My paternal grandfather enjoyed doing arithmetic using base-12. That's perhaps not surprising, he was an engineer, and he lived at a time when Britain used £sd. The British currency was pounds, which consisted of 20 shillings each containing 12 pence.
And the number 12 pops up all over the place: between noon and midnight there are 12 hours, 12 months in a year, 12 signs of the zodiac, a dozen is used as a common measure of eggs, there are 12 inches in a foot, ...
He referred to base-12 as duodecimal. At school I had to learn the times table up to 12 x 12. And the English language even has special words for 11 and 12.

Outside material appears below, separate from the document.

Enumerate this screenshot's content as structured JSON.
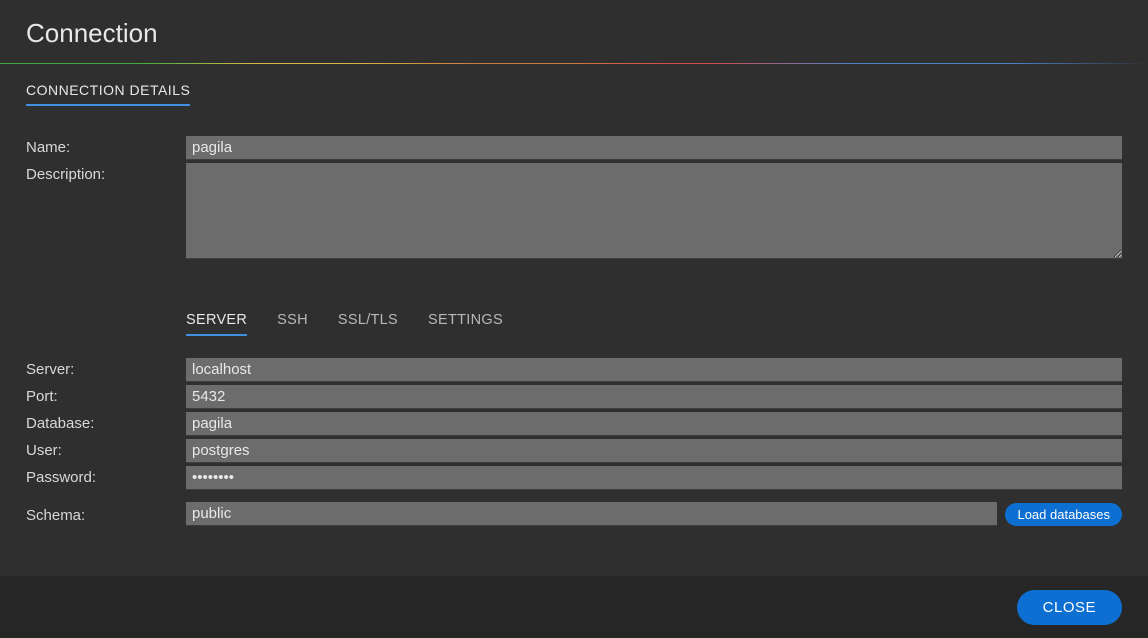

Part of the reason that 12 is such as nice number is that it has a lot of factors: 2, 3, 4 and 6. Compare that to just 2 and 5 for 10 (as in base-10). With lots of factors numbers that are common expressed as multiples of 12 have easy to calculate 1/2s, 1/3s, 1/4s and 1/6s.

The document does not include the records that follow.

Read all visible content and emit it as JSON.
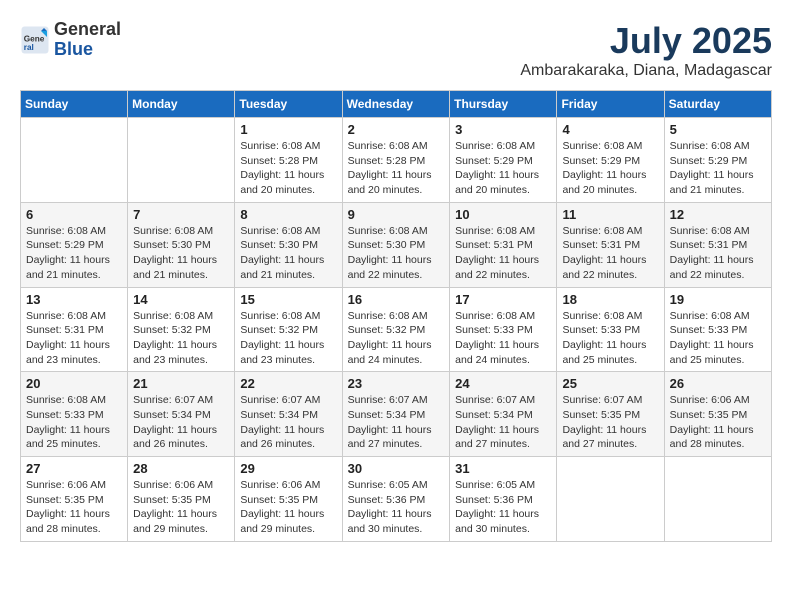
{
  "header": {
    "logo_general": "General",
    "logo_blue": "Blue",
    "title": "July 2025",
    "location": "Ambarakaraka, Diana, Madagascar"
  },
  "weekdays": [
    "Sunday",
    "Monday",
    "Tuesday",
    "Wednesday",
    "Thursday",
    "Friday",
    "Saturday"
  ],
  "weeks": [
    [
      {
        "day": "",
        "info": ""
      },
      {
        "day": "",
        "info": ""
      },
      {
        "day": "1",
        "info": "Sunrise: 6:08 AM\nSunset: 5:28 PM\nDaylight: 11 hours and 20 minutes."
      },
      {
        "day": "2",
        "info": "Sunrise: 6:08 AM\nSunset: 5:28 PM\nDaylight: 11 hours and 20 minutes."
      },
      {
        "day": "3",
        "info": "Sunrise: 6:08 AM\nSunset: 5:29 PM\nDaylight: 11 hours and 20 minutes."
      },
      {
        "day": "4",
        "info": "Sunrise: 6:08 AM\nSunset: 5:29 PM\nDaylight: 11 hours and 20 minutes."
      },
      {
        "day": "5",
        "info": "Sunrise: 6:08 AM\nSunset: 5:29 PM\nDaylight: 11 hours and 21 minutes."
      }
    ],
    [
      {
        "day": "6",
        "info": "Sunrise: 6:08 AM\nSunset: 5:29 PM\nDaylight: 11 hours and 21 minutes."
      },
      {
        "day": "7",
        "info": "Sunrise: 6:08 AM\nSunset: 5:30 PM\nDaylight: 11 hours and 21 minutes."
      },
      {
        "day": "8",
        "info": "Sunrise: 6:08 AM\nSunset: 5:30 PM\nDaylight: 11 hours and 21 minutes."
      },
      {
        "day": "9",
        "info": "Sunrise: 6:08 AM\nSunset: 5:30 PM\nDaylight: 11 hours and 22 minutes."
      },
      {
        "day": "10",
        "info": "Sunrise: 6:08 AM\nSunset: 5:31 PM\nDaylight: 11 hours and 22 minutes."
      },
      {
        "day": "11",
        "info": "Sunrise: 6:08 AM\nSunset: 5:31 PM\nDaylight: 11 hours and 22 minutes."
      },
      {
        "day": "12",
        "info": "Sunrise: 6:08 AM\nSunset: 5:31 PM\nDaylight: 11 hours and 22 minutes."
      }
    ],
    [
      {
        "day": "13",
        "info": "Sunrise: 6:08 AM\nSunset: 5:31 PM\nDaylight: 11 hours and 23 minutes."
      },
      {
        "day": "14",
        "info": "Sunrise: 6:08 AM\nSunset: 5:32 PM\nDaylight: 11 hours and 23 minutes."
      },
      {
        "day": "15",
        "info": "Sunrise: 6:08 AM\nSunset: 5:32 PM\nDaylight: 11 hours and 23 minutes."
      },
      {
        "day": "16",
        "info": "Sunrise: 6:08 AM\nSunset: 5:32 PM\nDaylight: 11 hours and 24 minutes."
      },
      {
        "day": "17",
        "info": "Sunrise: 6:08 AM\nSunset: 5:33 PM\nDaylight: 11 hours and 24 minutes."
      },
      {
        "day": "18",
        "info": "Sunrise: 6:08 AM\nSunset: 5:33 PM\nDaylight: 11 hours and 25 minutes."
      },
      {
        "day": "19",
        "info": "Sunrise: 6:08 AM\nSunset: 5:33 PM\nDaylight: 11 hours and 25 minutes."
      }
    ],
    [
      {
        "day": "20",
        "info": "Sunrise: 6:08 AM\nSunset: 5:33 PM\nDaylight: 11 hours and 25 minutes."
      },
      {
        "day": "21",
        "info": "Sunrise: 6:07 AM\nSunset: 5:34 PM\nDaylight: 11 hours and 26 minutes."
      },
      {
        "day": "22",
        "info": "Sunrise: 6:07 AM\nSunset: 5:34 PM\nDaylight: 11 hours and 26 minutes."
      },
      {
        "day": "23",
        "info": "Sunrise: 6:07 AM\nSunset: 5:34 PM\nDaylight: 11 hours and 27 minutes."
      },
      {
        "day": "24",
        "info": "Sunrise: 6:07 AM\nSunset: 5:34 PM\nDaylight: 11 hours and 27 minutes."
      },
      {
        "day": "25",
        "info": "Sunrise: 6:07 AM\nSunset: 5:35 PM\nDaylight: 11 hours and 27 minutes."
      },
      {
        "day": "26",
        "info": "Sunrise: 6:06 AM\nSunset: 5:35 PM\nDaylight: 11 hours and 28 minutes."
      }
    ],
    [
      {
        "day": "27",
        "info": "Sunrise: 6:06 AM\nSunset: 5:35 PM\nDaylight: 11 hours and 28 minutes."
      },
      {
        "day": "28",
        "info": "Sunrise: 6:06 AM\nSunset: 5:35 PM\nDaylight: 11 hours and 29 minutes."
      },
      {
        "day": "29",
        "info": "Sunrise: 6:06 AM\nSunset: 5:35 PM\nDaylight: 11 hours and 29 minutes."
      },
      {
        "day": "30",
        "info": "Sunrise: 6:05 AM\nSunset: 5:36 PM\nDaylight: 11 hours and 30 minutes."
      },
      {
        "day": "31",
        "info": "Sunrise: 6:05 AM\nSunset: 5:36 PM\nDaylight: 11 hours and 30 minutes."
      },
      {
        "day": "",
        "info": ""
      },
      {
        "day": "",
        "info": ""
      }
    ]
  ]
}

To use duodecimal you 'simply' add two symbols for 10 and 11: for example, you could use A and B and so you'd count like this: 1, 2, 3, 4, 5, 6, 7, 8, 9, A B, 10, 11, 12, 13, 14, 15, 16, 17, 18, 19, 1A, 1B, 20, ... There 10 is the number we usually call 12.

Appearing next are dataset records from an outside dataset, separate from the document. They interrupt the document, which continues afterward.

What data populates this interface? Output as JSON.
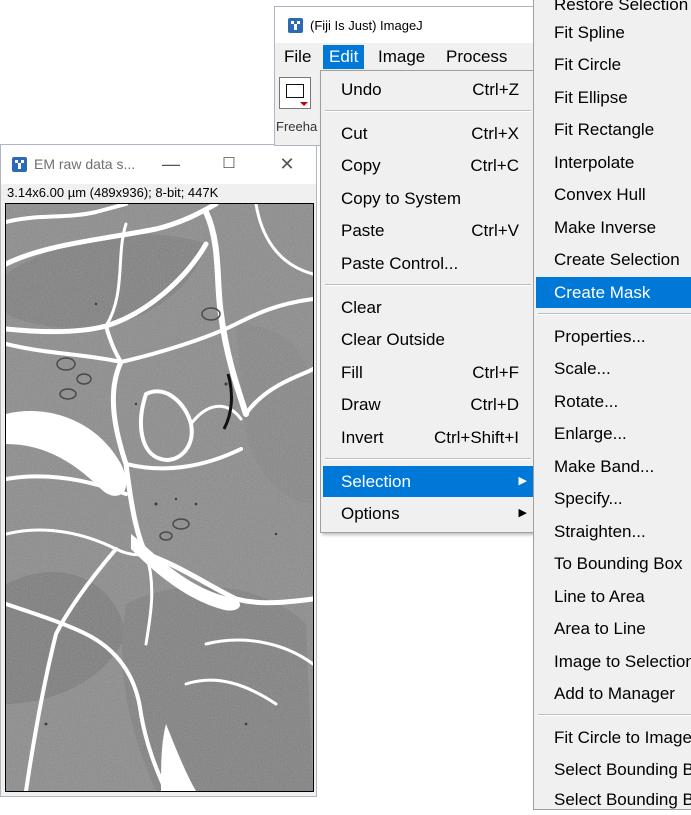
{
  "em_window": {
    "title": "EM raw data s...",
    "info": "3.14x6.00 µm (489x936); 8-bit; 447K",
    "minimize": "—",
    "maximize": "☐",
    "close": "✕"
  },
  "imagej": {
    "title": "(Fiji Is Just) ImageJ",
    "menus": [
      "File",
      "Edit",
      "Image",
      "Process"
    ],
    "active_menu": "Edit",
    "status_text": "Freeha"
  },
  "edit_menu": {
    "items": [
      {
        "label": "Undo",
        "shortcut": "Ctrl+Z"
      },
      {
        "label": "Cut",
        "shortcut": "Ctrl+X"
      },
      {
        "label": "Copy",
        "shortcut": "Ctrl+C"
      },
      {
        "label": "Copy to System",
        "shortcut": ""
      },
      {
        "label": "Paste",
        "shortcut": "Ctrl+V"
      },
      {
        "label": "Paste Control...",
        "shortcut": ""
      },
      {
        "label": "Clear",
        "shortcut": ""
      },
      {
        "label": "Clear Outside",
        "shortcut": ""
      },
      {
        "label": "Fill",
        "shortcut": "Ctrl+F"
      },
      {
        "label": "Draw",
        "shortcut": "Ctrl+D"
      },
      {
        "label": "Invert",
        "shortcut": "Ctrl+Shift+I"
      },
      {
        "label": "Selection",
        "shortcut": ""
      },
      {
        "label": "Options",
        "shortcut": ""
      }
    ],
    "highlighted": "Selection"
  },
  "selection_menu": {
    "items": [
      "Restore Selection",
      "Fit Spline",
      "Fit Circle",
      "Fit Ellipse",
      "Fit Rectangle",
      "Interpolate",
      "Convex Hull",
      "Make Inverse",
      "Create Selection",
      "Create Mask",
      "Properties...",
      "Scale...",
      "Rotate...",
      "Enlarge...",
      "Make Band...",
      "Specify...",
      "Straighten...",
      "To Bounding Box",
      "Line to Area",
      "Area to Line",
      "Image to Selection",
      "Add to Manager",
      "Fit Circle to Image",
      "Select Bounding Box",
      "Select Bounding Box"
    ],
    "highlighted": "Create Mask"
  },
  "colors": {
    "highlight": "#0078d7",
    "menu_bg": "#f0f0f0",
    "fiji_blue": "#2d6ab4"
  }
}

It's possible that my grandfather was influenced by the 1935 book New Numbers: How Acceptance of a Duodecimal Base Would Simplify Mathematics, part of that book appeared in the Atlantic Monthly under the title An Excursion into Numbers.
Although it's unlikely that duodecimal will replace decimal in everyday use, especially since metric is used in place of imperial weights and measures across the world, and since the British pound was decimalized in 1971, other non-decimal base systems are in common use.
Computers use base-2 (binary), and programmers often use base-16 (hexadecimal). Vestiges of another computer base, base-8 (octal), still remain: aircraft transponder codes are four digit octal codes.